On Nov. 11, a gathering of architects assembled in a New York basement auditorium to hear author Tom Wolfe make witty comments on the occasion of the 30th anniversary of the publication of his From Our House to Bauhaus. Now in his own 80th year, the man in the white suit isn’t quite as sharp as he once was, but no one seemed to mind as he haltingly recapitulated the book’s tendentious argument: that a cabal of architects foisted a soulless vision of modernity on a helpless nation. As Philip Johnson remarked one evening back when the book came out in 1981, “We don’t read Tom for the content. We read him for the rhythm.” If even his rhythm was faltering, it was nice just to be in his presence.

As it was, Wolfe drew a largely enthusiastic audience, one that was ideologically predisposed toward his rather jaundiced view of modern architecture. The event was sponsored by the Institute of Classical Architecture & Art, and Wolfe was but one of several high-profile draws (other speakers included architects Denise Scott Brown, Michael Graves, FAIA, and Robert A. M. Stern, FAIA) for a two-day conference under the rubric “Reconsidering Postmodernism.” The subject was postmodernism, and the cast of characters, too, had a somewhat dated feel. “This is sort of like the Golden Girls talking about the Golden Age,” Stern quipped during one panel.

If nothing else, Wolfe offered a dose of clarity to the proceedings; after three decades, there is still no question as to his position on architectural Modernism. (He’s against it.) What the rest of the crowd was to make of its progeny, postmodernism, was another story. “Is this something still going on or still dead?” wondered Museum of Modern Art curator Barry Bergdoll. The various combatants seemed unsure, or at least divided on the subject. There was a general repudiation of Modernist urban planning and also of the postmodernist development of the shlocky, strip-mall variety. But those were the easy targets, and postmodernism’s somewhat slippery definition made it difficult to center.

A similar subject—how to reckon with the modern and postmodern architecture of the past—was at hand a week later at another New York conference, this one held under the aegis of the Cultural Landscape Foundation. The audience here was altogether more sympathetic to the Modernist project, though not without a certain detached realism as to “its successes, its failures, its not-so-bad moments.” Those were the words of Thaisa Way, moderator of a panel on urban renewal, who defined the architect’s task as managing “the legacy of complex histories.”

In a later panel on “metropolitian transformations,” landscape designer James Corner spoke of “establishing processes ” as a first step to any project, Kathryn Gustafson of the necessity for “intricate layering,” and Julie Bargmann of an imperative to “work with the existing.”

It was on this last point—the subject of Modernist preservation—that matters became contentious.
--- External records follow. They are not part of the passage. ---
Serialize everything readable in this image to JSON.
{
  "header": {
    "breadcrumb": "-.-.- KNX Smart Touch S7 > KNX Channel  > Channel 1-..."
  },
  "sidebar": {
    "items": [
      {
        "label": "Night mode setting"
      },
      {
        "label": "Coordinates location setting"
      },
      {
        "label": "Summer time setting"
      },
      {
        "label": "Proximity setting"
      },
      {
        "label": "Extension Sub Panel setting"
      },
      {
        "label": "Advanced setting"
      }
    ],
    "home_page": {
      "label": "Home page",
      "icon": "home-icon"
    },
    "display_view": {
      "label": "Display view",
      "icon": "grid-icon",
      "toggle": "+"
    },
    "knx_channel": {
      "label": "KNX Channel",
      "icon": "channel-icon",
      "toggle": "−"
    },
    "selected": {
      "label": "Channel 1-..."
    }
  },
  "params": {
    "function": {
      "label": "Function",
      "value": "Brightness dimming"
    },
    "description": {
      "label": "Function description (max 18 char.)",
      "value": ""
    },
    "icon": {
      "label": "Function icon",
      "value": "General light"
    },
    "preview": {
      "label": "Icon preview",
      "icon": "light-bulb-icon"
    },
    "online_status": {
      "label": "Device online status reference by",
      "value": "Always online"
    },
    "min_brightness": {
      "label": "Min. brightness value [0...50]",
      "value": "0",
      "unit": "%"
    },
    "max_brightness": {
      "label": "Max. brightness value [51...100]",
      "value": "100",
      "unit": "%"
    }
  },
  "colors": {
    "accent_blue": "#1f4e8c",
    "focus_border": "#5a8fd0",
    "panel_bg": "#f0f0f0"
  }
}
The first sign of indignation came during a talk by Diller Scofidio + Renfro's Charles Renfro, AIA, on the subject of his firm’s renovation of Lincoln Center. Renfro’s description of the wedged lawn set adjacent to the Beaumont Theater as a  “landscape” elicited a derisive hiss and then sarcastic laughter. In the closing comments, however, conference organizer Charles Birnbaum, speaking for the audience, ripped into Renfro for his “offensive” diminution of the practice of landscape architecture generally and for DS+R’s hubris in replacing a Dan Kiley garden at the center, and then not mentioning the fact—or Kiley—at all during his talk.

A few days after that event, there was news to satisfy attendees of both conferences—or at least many of them. Michael Graves’s Portland Building, that defining postmodern icon, had been named to the National Register of Historic Places. It seemed appropriate, at least, insofar as Graves, of all the participants, had offered a prescription for the future that could be approved by all: “Get smart. Go to the library and read. Love architecture.”